Global spot gold prices continue to hover just under the $US1300 ($NZ1783) per ounce mark.
Earlier this week prices touched a record $US1298 as investors again became jittery over European sovereign debt issues and declining global markets.
US stocks fell on Thursday after a weak reading on the labour market dropped stocks through a key technical level, validating the worries of those who thought the recent rally was flimsy.
European shares ended slightly weaker, after a sharp slowdown in euro zone services and manufacturing growth which had earlier hit stocks across the region, Reuters reported.
Further underpinning the gold price is increased annual demand from India and China for their respective wedding seasons.
Shares in New Zealand's largest gold producer, Oceana Gold, hit a record $5.41 on Tuesday.
By yesterday, that had softened to about $4.15, after news it had completed a report into its mothballed gold/copper development mine in the northern Philippines, which requires a $US140 million cash injection to restart.
Craigs Investment Partners broker Peter McIntyre said yesterday gold was likely to "push through $US1300" shortly, noting the present weakness in the US dollar and concern's over Ireland's economy and banks' stability were also driving the price.
"Global gold production is also down.
It is becoming more of a mainstream investment as opposed to alternative," Mr McIntyre said.
On Thursday the euro wobbled as uncertainty over the cost of propping up Ireland's banking sector triggered concerns the country was on the edge of a debt crisis which could drag down other troubled euro zone economies.
"The unsettling European news, particularly out of Ireland, is having an effect on investors," Mr McIntyre said.
Oil, which fell to $US74 a barrel on Thursday after US data showed continued labour market weakness in the world's biggest oil user, yesterday rebounded to $US75.40 in overnight trading.
Oil investors, as with counterparts in other commodities markets, have had to deal with worries about a slowing recovery pace in the United States and fuel inventories have swollen to record levels, Reuters reported yesterday.

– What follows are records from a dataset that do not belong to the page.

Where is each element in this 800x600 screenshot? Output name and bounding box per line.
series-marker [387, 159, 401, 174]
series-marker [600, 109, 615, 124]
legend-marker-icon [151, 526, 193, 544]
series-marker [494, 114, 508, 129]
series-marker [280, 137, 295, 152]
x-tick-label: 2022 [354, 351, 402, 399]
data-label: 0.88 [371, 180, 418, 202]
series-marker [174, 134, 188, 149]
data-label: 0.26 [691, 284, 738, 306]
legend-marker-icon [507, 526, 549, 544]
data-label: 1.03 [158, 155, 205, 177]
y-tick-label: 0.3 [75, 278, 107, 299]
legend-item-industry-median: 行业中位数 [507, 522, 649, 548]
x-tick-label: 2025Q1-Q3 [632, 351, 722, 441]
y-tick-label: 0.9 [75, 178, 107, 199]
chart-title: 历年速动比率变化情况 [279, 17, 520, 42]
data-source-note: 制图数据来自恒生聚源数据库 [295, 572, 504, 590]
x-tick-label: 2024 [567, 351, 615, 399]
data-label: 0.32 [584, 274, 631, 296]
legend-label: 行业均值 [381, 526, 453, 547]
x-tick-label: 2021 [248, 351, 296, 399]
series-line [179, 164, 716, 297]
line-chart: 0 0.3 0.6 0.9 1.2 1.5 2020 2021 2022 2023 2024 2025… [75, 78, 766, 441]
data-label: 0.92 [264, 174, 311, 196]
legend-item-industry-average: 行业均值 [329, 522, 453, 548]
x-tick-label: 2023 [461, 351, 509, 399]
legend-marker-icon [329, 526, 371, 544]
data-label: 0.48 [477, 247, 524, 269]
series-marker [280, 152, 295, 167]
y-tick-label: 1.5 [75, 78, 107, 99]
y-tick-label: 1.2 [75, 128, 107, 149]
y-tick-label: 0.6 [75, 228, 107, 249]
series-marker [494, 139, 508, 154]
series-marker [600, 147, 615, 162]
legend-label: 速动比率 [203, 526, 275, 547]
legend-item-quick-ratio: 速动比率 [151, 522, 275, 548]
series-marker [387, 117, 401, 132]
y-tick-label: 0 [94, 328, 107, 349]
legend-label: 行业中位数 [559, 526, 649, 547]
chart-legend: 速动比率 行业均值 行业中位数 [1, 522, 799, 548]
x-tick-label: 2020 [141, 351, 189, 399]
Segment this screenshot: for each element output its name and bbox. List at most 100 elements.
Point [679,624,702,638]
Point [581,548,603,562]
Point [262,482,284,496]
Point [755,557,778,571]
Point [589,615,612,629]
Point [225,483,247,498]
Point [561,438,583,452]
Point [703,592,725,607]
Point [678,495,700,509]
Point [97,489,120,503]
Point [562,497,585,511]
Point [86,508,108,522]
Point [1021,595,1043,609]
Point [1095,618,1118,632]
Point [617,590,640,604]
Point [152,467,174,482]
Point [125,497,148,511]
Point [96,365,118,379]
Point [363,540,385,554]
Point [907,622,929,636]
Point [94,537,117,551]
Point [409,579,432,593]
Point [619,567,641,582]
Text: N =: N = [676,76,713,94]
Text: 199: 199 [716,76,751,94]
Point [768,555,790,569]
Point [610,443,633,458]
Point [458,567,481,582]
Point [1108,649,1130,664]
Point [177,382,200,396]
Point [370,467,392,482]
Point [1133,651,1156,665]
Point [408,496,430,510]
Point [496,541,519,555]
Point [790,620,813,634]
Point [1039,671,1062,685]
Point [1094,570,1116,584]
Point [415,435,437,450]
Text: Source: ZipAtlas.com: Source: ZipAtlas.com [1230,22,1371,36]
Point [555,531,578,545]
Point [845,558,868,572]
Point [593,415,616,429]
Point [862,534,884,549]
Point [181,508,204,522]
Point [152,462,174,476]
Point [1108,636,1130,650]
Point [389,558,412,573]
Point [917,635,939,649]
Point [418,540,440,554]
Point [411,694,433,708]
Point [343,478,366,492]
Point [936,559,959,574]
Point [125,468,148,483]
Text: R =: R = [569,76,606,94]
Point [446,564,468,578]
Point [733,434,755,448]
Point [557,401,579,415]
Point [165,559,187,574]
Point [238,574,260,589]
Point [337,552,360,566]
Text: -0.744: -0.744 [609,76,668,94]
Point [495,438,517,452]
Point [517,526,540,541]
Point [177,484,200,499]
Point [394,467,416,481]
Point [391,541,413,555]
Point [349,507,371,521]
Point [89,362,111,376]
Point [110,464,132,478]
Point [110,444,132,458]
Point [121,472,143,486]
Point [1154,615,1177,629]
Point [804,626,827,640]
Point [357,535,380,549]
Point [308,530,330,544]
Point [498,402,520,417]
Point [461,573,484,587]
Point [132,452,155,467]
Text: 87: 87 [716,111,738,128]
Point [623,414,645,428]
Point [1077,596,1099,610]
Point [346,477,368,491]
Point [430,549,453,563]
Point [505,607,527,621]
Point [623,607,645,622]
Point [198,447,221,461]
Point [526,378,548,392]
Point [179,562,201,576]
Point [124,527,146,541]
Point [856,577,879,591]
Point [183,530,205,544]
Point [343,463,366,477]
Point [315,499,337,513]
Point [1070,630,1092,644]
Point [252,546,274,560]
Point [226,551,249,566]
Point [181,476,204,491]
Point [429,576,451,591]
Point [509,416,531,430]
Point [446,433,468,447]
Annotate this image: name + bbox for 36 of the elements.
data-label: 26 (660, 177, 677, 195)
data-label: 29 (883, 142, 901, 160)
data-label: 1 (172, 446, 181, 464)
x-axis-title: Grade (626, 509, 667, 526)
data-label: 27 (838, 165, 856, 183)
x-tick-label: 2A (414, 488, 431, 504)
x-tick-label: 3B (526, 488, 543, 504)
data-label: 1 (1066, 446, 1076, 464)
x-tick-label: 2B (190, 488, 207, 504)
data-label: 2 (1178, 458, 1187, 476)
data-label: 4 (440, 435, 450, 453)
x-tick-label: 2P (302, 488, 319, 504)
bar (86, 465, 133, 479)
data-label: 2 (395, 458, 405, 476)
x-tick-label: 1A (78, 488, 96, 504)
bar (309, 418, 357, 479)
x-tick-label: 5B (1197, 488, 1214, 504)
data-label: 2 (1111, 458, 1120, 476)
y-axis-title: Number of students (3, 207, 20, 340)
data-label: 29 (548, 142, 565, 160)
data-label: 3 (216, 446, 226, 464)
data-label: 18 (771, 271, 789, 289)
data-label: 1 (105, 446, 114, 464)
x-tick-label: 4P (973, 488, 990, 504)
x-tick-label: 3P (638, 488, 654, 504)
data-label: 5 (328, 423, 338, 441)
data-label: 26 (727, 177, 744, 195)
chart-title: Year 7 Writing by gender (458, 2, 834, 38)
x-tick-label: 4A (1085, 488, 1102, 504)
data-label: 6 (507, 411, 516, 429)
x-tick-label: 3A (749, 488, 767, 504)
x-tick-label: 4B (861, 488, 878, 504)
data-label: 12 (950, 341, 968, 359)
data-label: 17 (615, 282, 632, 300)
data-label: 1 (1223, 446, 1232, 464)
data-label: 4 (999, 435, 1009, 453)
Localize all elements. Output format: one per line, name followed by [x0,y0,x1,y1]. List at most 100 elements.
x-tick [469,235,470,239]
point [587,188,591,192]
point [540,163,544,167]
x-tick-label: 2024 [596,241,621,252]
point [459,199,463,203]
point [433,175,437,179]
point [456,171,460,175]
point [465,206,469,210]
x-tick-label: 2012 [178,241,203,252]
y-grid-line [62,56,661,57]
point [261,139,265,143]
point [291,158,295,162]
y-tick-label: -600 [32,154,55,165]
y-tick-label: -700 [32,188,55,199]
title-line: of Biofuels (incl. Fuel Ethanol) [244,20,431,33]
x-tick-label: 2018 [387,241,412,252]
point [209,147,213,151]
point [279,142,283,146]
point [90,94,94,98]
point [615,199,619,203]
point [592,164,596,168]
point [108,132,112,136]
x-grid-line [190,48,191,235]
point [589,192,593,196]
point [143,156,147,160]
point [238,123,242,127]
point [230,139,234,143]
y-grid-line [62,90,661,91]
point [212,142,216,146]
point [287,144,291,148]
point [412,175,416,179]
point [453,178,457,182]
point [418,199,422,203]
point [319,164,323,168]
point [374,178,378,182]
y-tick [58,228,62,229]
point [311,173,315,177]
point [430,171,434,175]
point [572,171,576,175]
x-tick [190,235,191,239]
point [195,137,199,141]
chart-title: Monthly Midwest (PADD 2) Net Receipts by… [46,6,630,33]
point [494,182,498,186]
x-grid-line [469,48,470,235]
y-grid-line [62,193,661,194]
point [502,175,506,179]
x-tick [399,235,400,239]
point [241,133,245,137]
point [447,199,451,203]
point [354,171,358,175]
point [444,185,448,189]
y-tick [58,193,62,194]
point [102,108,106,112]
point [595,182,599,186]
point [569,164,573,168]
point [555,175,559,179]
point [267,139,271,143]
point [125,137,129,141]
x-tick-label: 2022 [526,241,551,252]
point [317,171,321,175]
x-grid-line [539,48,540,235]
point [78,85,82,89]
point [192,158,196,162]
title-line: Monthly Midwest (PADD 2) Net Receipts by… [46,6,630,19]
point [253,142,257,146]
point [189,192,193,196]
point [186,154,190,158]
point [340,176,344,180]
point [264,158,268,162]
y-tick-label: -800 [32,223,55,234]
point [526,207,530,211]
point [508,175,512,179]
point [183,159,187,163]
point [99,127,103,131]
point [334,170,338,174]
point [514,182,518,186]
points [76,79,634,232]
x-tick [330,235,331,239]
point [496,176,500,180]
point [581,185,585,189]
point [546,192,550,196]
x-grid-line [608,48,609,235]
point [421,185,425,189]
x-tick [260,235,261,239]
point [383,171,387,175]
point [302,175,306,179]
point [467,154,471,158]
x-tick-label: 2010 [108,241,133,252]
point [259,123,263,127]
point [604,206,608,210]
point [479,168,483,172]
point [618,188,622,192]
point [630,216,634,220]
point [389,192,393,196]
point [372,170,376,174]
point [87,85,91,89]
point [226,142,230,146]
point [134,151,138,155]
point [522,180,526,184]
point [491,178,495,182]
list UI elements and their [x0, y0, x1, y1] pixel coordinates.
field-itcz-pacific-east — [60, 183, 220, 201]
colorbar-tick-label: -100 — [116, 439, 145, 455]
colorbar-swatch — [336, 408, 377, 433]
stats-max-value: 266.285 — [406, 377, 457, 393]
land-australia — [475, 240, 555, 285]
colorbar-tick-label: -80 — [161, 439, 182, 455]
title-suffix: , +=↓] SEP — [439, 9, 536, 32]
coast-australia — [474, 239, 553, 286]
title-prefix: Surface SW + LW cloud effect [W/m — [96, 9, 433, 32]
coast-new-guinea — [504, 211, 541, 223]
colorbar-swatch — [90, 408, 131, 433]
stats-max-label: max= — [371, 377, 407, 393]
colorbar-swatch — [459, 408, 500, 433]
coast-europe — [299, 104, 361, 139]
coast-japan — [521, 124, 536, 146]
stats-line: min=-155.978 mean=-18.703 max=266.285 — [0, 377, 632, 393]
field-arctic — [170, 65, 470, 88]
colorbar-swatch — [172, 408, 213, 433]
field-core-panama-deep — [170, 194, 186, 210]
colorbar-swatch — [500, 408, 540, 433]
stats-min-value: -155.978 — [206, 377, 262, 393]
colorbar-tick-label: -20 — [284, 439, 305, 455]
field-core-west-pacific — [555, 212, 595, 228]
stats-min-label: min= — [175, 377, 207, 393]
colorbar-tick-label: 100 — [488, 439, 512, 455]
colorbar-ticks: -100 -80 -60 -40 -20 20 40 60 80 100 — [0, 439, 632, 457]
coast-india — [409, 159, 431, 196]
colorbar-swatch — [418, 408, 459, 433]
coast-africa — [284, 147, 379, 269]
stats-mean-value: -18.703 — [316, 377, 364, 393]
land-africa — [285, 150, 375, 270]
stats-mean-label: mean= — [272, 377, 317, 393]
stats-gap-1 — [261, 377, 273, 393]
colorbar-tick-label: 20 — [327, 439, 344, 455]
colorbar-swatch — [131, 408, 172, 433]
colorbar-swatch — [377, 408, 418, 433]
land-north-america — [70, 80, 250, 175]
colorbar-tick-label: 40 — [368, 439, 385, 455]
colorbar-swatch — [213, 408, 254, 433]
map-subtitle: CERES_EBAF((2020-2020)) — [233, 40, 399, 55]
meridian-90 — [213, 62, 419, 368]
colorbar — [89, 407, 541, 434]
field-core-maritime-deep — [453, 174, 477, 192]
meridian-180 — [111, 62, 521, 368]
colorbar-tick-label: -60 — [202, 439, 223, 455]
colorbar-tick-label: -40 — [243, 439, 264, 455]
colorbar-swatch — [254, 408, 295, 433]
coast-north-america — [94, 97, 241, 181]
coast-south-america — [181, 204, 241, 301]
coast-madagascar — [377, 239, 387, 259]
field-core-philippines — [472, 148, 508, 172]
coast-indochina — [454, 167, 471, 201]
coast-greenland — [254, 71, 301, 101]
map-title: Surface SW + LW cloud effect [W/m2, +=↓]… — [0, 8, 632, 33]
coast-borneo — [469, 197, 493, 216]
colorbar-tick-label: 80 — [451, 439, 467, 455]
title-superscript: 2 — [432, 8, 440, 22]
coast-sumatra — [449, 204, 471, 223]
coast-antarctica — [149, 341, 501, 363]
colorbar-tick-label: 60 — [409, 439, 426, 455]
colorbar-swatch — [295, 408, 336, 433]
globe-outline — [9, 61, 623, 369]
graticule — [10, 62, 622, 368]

US existing home sales rose in August as housing markets struggled to stand unaided after the expiration of a popular tax credit for home buyers,but activity remained severely depressed from levels preceding the country's most severe downturn in modern history.
Government data on Wednesday showed an unexpected increase in US crude and petroleum stockpiles.
The inventory increase last week, despite an eight-day shutdown of the biggest pipeline shipping Canadian crude to the US, reaffirmed views that prices would mostly remain range-bound for the rest of the year between $US70 and $US80, the preferred level for Opec producers.